Assim, resta claro que as deficiências curriculares constantes nos Planos
Curriculares de história e religião necessitam de uma análise mais aprofundada, não
se pretendendo aqui jamais - o parco e pequeno artigo - abarcar a totalidade de
significados e problematizações possíveis relacionados ao tema em debate. Por
outro espeque, o presente trabalho buscou de forma humilde aventar que tais
configurações poderão prejudicar de forma indelével a formação não apenas dos
futuros cidadãos, mas daqueles que estes igualmente formarão, tendo em vista que
“nenhum homem é uma ilha”, muito menos o ofício de ensinar se faz só, ou seja,
formando-se um péssimo círculo vicioso e porque não dizer, preconceituoso e
colonial.
A filosofia, a história, e penso que a própria religiosidade humana, não
surgem para dividir, mas sim para unir, tentar encaixar as diversas peças daquilo
que denominamos existência por meio de uma retórica em forma de escrutínio: ao
saber que nada sei, sei ao menos uma coisa, o fato que desconheço. Teoria e
prática seculares não necessitam serem excludentes com as religiosidades, podem
muito bem complementarem-se de maneira positiva para a formação do futuro
cidadão do ensino básico: “[...] Boa parte dos autores até contrapõe teoria à prática.
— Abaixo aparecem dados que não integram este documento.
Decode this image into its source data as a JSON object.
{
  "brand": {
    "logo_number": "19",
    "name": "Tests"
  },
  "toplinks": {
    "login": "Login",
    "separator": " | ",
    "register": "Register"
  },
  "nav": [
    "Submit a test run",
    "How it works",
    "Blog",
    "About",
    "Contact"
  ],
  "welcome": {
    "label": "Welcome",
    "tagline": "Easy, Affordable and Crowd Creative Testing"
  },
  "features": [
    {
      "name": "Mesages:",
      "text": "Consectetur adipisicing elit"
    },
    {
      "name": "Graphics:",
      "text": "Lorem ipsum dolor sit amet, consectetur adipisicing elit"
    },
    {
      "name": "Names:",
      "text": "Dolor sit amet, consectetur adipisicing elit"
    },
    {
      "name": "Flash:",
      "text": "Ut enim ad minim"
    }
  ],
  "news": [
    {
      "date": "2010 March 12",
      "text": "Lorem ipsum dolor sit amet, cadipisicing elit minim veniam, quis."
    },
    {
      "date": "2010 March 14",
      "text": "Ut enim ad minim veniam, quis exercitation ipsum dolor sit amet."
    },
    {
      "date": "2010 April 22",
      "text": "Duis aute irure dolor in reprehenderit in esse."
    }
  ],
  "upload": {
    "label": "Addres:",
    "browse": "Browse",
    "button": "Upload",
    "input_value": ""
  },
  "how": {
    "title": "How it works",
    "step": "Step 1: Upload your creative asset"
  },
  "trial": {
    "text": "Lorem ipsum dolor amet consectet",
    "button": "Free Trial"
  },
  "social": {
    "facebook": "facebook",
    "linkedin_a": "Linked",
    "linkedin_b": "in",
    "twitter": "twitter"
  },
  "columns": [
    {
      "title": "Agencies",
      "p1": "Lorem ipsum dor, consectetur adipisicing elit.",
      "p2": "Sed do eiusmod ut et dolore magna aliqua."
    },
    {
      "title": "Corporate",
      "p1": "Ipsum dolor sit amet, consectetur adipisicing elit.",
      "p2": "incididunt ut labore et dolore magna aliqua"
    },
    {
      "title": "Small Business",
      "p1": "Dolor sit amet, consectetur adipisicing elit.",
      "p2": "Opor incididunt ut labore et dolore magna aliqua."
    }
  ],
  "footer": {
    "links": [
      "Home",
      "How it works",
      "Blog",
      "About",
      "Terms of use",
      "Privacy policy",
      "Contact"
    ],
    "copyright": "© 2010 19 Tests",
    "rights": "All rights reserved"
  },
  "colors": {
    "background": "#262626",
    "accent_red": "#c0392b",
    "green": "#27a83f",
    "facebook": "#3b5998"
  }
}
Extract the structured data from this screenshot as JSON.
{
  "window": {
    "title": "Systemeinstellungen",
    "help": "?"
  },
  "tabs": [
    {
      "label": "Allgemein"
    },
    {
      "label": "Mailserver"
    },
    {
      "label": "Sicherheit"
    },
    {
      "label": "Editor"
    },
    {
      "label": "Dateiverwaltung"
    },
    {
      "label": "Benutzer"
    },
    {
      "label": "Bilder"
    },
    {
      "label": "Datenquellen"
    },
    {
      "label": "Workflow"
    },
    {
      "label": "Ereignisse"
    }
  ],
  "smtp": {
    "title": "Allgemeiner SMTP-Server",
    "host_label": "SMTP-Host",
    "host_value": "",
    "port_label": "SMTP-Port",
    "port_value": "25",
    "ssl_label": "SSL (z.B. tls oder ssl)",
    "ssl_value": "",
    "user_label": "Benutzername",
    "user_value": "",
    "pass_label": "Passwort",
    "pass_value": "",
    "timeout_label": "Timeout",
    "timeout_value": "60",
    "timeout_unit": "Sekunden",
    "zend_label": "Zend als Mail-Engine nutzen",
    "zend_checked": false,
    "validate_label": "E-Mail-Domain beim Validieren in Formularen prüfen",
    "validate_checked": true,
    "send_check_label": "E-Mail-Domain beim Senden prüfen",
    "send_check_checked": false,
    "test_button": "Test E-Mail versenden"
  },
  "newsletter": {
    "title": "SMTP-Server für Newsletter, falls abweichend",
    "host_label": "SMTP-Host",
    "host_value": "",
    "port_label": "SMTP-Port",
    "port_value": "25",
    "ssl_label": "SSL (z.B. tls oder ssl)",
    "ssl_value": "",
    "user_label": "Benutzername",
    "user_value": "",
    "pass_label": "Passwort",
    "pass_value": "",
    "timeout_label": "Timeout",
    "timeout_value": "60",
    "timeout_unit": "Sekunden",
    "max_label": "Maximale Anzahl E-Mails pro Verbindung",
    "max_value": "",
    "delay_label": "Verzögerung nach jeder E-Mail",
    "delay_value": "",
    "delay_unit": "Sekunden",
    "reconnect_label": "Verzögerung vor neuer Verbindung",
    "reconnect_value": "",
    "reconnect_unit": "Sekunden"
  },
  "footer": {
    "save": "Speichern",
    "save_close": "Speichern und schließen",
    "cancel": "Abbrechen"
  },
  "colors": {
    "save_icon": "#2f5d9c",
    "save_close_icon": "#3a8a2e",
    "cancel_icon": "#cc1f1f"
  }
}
Se não como duas realidades excludentes entre si, pelo menos como tese e antítese
de um mesmo processo. (PEREIRA, 2003, p. 09). Essa vertente é bastante
analisada pelo imortal Lukács no trecho que se segue:
Por isso, informa Lukács (1979, p. 32), é necessário que o ponto de partida
do conhecimento se constitua em uma abstração correta, que em sua
estrutura interna já possua características da pesquisa científica. Filosofia e
ciência originam-se na vida cotidiana, desenvolvem-se como
instâncias autônomas para, finalmente, retornarem à práxis imediata e
informá-la com novas ou melhores concepções. [...] Marx (1865)
assinala que é um paradoxo que a “terra se mova em volta do sol e que a
água seja constituída por dois gases altamente inflamáveis. A verdade
científica é sempre um paradoxo do ponto de vista da experiência imediata
que alcança apenas a mistificada aparência das coisas”. (LUKÁCS, 1979, p.